Friday 22nd May. What a night! The temperature in our room seemed hardly to drop so felt like two tubs of lard and then in the early hours the itching began. Between us we have been bitten some sixty five to seventy times and last night they were ten times as bad as the night before. In fact Judy thinks she got even more during the day. We were both jumping up and down and screaming blue murder at 2.00am. At last we got some sleep but awoke grumpy in the morning exacerbated by the shower which leaked all over the floor and our toilet bags. Breakfast helped but neither of us was in a great mood as we left in the bright sunlight again. Stopped at the Hungarian border by police and asked to get out after quizing us about where we had been, in particular Boznia. Opened the boot and after explaining the reason for six cases he picked on my overnight bag and we opened it. After checking my wash bag he wished us a pleasant journey. He also stamped our passports, which are now no longer virgin clean!
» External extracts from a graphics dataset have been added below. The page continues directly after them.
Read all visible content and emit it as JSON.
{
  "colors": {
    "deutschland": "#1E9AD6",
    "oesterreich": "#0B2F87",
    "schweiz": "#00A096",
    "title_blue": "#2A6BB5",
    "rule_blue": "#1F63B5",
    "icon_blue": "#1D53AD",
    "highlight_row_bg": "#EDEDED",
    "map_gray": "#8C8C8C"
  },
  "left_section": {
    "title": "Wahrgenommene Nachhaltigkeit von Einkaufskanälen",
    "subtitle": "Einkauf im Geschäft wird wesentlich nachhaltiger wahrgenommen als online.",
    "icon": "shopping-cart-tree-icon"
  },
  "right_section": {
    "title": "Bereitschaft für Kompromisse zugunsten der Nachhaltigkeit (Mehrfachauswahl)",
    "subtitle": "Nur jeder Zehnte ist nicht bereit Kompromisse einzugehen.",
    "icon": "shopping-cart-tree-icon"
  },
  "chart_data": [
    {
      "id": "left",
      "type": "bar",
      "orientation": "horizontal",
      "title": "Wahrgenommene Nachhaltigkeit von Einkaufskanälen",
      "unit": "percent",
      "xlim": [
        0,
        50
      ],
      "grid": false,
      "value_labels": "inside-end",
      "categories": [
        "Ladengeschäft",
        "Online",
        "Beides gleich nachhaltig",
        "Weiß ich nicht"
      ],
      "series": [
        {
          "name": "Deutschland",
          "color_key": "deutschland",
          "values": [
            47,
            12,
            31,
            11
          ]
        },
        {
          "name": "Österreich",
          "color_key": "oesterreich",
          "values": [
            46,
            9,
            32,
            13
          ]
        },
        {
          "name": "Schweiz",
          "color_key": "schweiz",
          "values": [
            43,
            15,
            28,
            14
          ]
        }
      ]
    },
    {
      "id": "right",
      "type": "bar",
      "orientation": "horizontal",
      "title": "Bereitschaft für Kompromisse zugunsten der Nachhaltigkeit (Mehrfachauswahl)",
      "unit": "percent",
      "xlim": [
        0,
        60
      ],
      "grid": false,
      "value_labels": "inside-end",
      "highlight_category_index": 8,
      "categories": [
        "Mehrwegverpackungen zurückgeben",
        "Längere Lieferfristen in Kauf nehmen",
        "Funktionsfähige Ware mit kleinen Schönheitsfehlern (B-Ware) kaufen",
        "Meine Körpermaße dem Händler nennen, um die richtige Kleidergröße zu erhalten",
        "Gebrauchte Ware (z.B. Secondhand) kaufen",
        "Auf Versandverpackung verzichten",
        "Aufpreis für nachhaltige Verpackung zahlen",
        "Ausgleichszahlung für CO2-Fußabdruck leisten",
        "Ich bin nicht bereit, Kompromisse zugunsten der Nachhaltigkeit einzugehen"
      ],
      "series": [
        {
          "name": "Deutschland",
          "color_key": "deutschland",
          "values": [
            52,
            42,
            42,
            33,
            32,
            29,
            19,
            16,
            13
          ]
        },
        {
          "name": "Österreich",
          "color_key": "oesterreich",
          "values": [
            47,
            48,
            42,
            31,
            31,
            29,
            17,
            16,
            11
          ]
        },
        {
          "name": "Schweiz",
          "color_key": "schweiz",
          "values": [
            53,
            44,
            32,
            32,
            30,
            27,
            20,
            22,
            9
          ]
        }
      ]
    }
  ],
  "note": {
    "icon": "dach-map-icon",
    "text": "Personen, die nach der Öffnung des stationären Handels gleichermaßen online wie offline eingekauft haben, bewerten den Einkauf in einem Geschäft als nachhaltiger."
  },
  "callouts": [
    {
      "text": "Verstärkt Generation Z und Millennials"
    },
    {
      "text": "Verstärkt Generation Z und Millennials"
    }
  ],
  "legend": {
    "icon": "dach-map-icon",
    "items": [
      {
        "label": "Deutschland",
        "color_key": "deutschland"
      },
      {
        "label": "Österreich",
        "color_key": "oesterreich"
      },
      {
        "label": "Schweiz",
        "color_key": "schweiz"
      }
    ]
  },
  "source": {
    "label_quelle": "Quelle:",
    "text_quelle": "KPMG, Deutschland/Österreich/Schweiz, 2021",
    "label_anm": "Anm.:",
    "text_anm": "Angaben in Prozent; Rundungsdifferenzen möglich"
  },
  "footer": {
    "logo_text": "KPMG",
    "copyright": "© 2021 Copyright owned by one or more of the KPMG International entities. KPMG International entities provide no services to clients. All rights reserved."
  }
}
Driving into Hungary was as we thought it would be with flat farmland in all directions and less than perfect roads. The first town threw out its greeting from 5 miles away ‘Shop at Tesco’s’. Anything to oblige so went in to get some cash-exchange rate 311 Florints to the Pound. 31,000 Florints seems an awful lot, considering notes go down to a F100 note (about 30p). While I was counting money Judy got caught by a very persuasive sales girl who parted her from a lot of the notes in my pocket. Pushed on then to Pecs for a visit to the cathedral before pushing on further (Hungary is quite a big country to cover). We parked in the central square after we had been wowing this and wowing that from the moment we had hit the city. What a surprise! The whole place is how we had envisaged Vienna to be but in some ways different. Great buildings from the time of the Austro-Hungarian Empire rubbing shoulders with mosques built during the occupation by the Ottoman Turks and Art Nouveau and Art Deco infilling. So many styles and so many influences make this town a gem. It does not stop there as the town is the European Capital of culture 2010 because of its involvement in such a huge variety of cultural activities from ceramics and sculpture to classical music and pop festivals.
The city is also on the list of UNESCO World Heritage towns because of the Roman remains and early Christian monuments. Once here we could not leave so found accommodation and started our visits with the Roman necropolis. OK we won’t go into detail. Then we went on to the Gazi Kaszim Pasha Mosque and the Cathedral, which are magnificent. But the sun keeps shining and after three hours we dropped conveniently into a bar exhausted. The temperature is still rising and for about the tenth day on the trot our hosts have predicted rain. I’ll believe it when I see it.
P.S. Well would you believe it? It’s 9.30pm the heavens opened with thunder and lightning. It’s pouring!